Sceptical, then, scientists may be,
and their thinking clear, concise and unambiguous, but ultimately their great
calling is that of truly pious men, recognizably the story of religious
Puritanism in another setting, impelling everywhere to great efforts of
creation. Their methods may seem incompatible with the ancient
theology offered by the scriptures and a hierarchy of priests, but knowledge is only an educated form of belief. And like all beliefs, if it
claims to be based on the observable and quantifiable, it is in truth the
effective religion of our time, an expression, indeed, of something eternal and universally valid, and
its dogma the systematic exposition of the riddle of creation. Scientific scepticism, accordingly, is not an assault upon, but rather the
corroboration of all that which at its most sublime secured the answers by way
of vision, not abstraction. For even if the preferred terms are the ‘Big Bang’
and the ‘Theory of Everything’, these merely reaffirm the already sanctioned
principles of Genesis and the Story of Creation. Indeed, there can be no
question of a separate discipline. Physics carries a whole mythology of
concepts into causal-allegorical continuation and repositions them without amending
any of the facts. As a matter of fact, if the Theory of Everything were an open
book, one could comfortably place it alongside the Hebrew Bible or
Bhagavad-Gita, the New Testament and the Koran,
adding a dimension of depth without sacrificing the essential nature of
its messianic promise: La Ilaha Ila Allah
- there is no mathematic but mathematics! For “only so can we understand,
as something necessary, the fact that the greatest mathematical thinkers, the
creative artists of the realm of numbers, have been brought to the decisive
mathematical discoveries of their several cultures by a deep religious
intuition.”[1]
Thus, it is only by the logic of
numbers as the principle of a world-order of comprehensible things, that the
human understanding gains power over the universe. Science is the Return
Triumphant, the Second Coming of Prometheus, the last construction of Faustian
religiousness. It is theology for atheists, the breath of Zeus for logicians.
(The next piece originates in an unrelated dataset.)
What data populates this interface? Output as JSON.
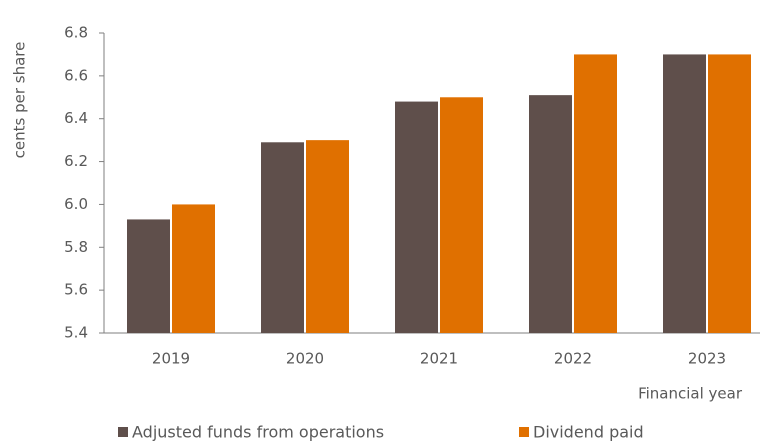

Indeed, it may sound reactionary or even heretical, depending on your point of
view, but for me, even in the twenty-first century, the prophetic conception of
science as a search for salvation is still a form of Gnosis, and the knowledge
and mastery of time and space at the centre of its mysteries.
Religious piety, humility,
subjection, and meekness are a liability. In fact, to encourage the process
whereby the ego blindly hands itself over to some pathetic effigy of itself, is
not to honour God, frankly, but to offend His genius. Man and God being mutually
dependent require the element of transcendence, not by way of an allegory to be
idolized, but as an engine to serve a purpose. Melancholy, inward looking and
austere, orthodox Christianity is, by contradistinction, little more than an
accretion of cultural norms. It simply cannot exist in an ideological vacuum.
It has nothing to offer but history. It is no longer a religion. It is an
institutional ailment. And this constitutes the tragic greatness and, at the
same time, the greatest weakness of Western culture. There is no future to its
credo. I advocate hubris - which is no mere conceit,
but an articulation of the ethical judgment of the world conceived as an
anthropic system. Indeed, I may well be prejudiced, but to me the most
prophetic, evocative statement of the nineteenth century is Friedrich
Nietzsche’s “Dead are all the Gods: now do we desire the Superman to live.
Let this be our final will at the great noontide!”